Many beginning triathletes struggle with overuse injuries; it just comes with the territory. Typically, the classic injury is the result of an increase in volume, intensity, too much hill training, and/or improper equipment set-up. Or, just doing too much too soon without 'easing' into whatever the activity may be.
A lot of first time triathletes struggle with injuries to the knees and shoulders, but an injury to the Achilles can really set you back.
Achilles Tendinitis is usually pain located in the posterior calf and may even be more localized to the tendon insertion point on the actual heel. Excessive pronation combined with tight calf muscles (which causes the heel to twist, tug and overstretch the Achilles tendon) often leads to tendinitis. This can be especially exacerbated with worn-out or ill-fitting running shoes.

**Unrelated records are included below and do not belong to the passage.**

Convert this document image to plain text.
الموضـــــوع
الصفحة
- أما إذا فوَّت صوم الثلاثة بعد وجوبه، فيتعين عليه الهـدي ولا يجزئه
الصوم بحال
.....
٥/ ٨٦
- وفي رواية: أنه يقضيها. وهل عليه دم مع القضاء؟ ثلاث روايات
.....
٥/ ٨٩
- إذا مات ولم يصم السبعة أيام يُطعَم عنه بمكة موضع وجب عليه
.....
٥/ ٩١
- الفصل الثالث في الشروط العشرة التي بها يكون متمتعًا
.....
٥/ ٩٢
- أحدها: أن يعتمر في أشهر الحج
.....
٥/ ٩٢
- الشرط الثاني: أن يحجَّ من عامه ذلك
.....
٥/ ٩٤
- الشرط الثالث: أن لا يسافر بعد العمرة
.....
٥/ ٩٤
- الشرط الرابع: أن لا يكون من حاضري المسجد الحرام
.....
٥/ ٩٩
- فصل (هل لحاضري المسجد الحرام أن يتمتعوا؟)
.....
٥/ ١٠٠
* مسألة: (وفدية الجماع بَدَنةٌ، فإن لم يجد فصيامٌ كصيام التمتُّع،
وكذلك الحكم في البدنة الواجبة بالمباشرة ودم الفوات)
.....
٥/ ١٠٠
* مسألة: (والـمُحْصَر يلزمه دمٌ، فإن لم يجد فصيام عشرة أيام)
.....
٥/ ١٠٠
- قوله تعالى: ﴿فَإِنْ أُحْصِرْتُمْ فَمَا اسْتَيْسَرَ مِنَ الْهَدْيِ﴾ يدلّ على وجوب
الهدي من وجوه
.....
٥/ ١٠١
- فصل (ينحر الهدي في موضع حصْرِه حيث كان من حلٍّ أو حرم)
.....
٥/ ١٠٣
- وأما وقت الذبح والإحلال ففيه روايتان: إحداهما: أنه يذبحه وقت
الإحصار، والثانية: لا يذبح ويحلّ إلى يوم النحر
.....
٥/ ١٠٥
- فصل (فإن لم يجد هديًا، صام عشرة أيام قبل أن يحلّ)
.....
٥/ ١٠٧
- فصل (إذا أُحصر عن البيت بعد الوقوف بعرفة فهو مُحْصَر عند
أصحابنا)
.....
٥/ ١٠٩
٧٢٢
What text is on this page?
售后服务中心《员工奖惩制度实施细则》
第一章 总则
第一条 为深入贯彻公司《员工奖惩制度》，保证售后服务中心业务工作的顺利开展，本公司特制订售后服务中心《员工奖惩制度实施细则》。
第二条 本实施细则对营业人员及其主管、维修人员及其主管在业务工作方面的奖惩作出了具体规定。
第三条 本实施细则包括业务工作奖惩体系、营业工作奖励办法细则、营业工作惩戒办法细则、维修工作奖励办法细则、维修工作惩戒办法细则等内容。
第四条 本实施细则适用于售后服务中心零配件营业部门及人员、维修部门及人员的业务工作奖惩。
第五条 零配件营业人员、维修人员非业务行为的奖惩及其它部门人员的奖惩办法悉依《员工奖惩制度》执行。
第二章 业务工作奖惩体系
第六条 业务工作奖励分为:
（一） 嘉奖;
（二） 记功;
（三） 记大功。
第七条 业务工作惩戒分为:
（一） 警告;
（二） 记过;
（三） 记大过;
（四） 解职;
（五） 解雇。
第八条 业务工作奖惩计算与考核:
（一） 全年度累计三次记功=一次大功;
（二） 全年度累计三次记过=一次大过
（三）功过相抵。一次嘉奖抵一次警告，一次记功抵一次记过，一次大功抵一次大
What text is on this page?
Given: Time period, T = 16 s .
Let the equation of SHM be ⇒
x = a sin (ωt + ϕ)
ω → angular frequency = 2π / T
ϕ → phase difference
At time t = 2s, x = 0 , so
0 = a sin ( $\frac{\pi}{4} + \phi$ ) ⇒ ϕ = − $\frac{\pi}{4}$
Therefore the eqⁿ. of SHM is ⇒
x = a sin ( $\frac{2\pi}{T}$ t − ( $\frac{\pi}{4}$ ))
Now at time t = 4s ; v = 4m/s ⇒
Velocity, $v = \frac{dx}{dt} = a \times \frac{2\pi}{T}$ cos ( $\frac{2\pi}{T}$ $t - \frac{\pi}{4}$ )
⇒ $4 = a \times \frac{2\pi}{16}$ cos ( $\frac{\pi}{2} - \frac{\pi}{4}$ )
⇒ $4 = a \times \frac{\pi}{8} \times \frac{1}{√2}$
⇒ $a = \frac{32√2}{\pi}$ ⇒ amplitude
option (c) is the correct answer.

With regards to cycling, tendinitis is often the result of poor cleat positioning, new cleats, bike cleats positioned too far forward and/or soft/flexible shoes. When cycling in these conditions, microtrauma will develop over time and irritation and inflammation is the result.
Some things one could do to prevent this overuse injury are: proper, extended warm-up, strengthening the calf muscles, and knowing when to stop rather than pushing through the pain.
Ultimately, you want to reduce swelling with a compression wrap, over-the-counter anti-inflammatory, or applying ice and elevation. Massage therapy will improve blood circulation and could aid in healing. If you do take ibuprofen, be careful that you don't just mask the pain and end up further injuring the tendon because of a false sense of healing.
More: Hope or Hype: Ibuprofen
Here are a few warm-up exercises you can do to supplement your workouts in an effort to prevent Achilles Tendinitis from keeping you from the road and/or off the bike:
Jumping rope is a great cardiovascular warm-up and trains your feet to land properly. When your feet angle outward, the arch of your foot collapses and you put an off-axis force on your Achilles tendon. This repeated motion prepares the Achilles for further athletic movement.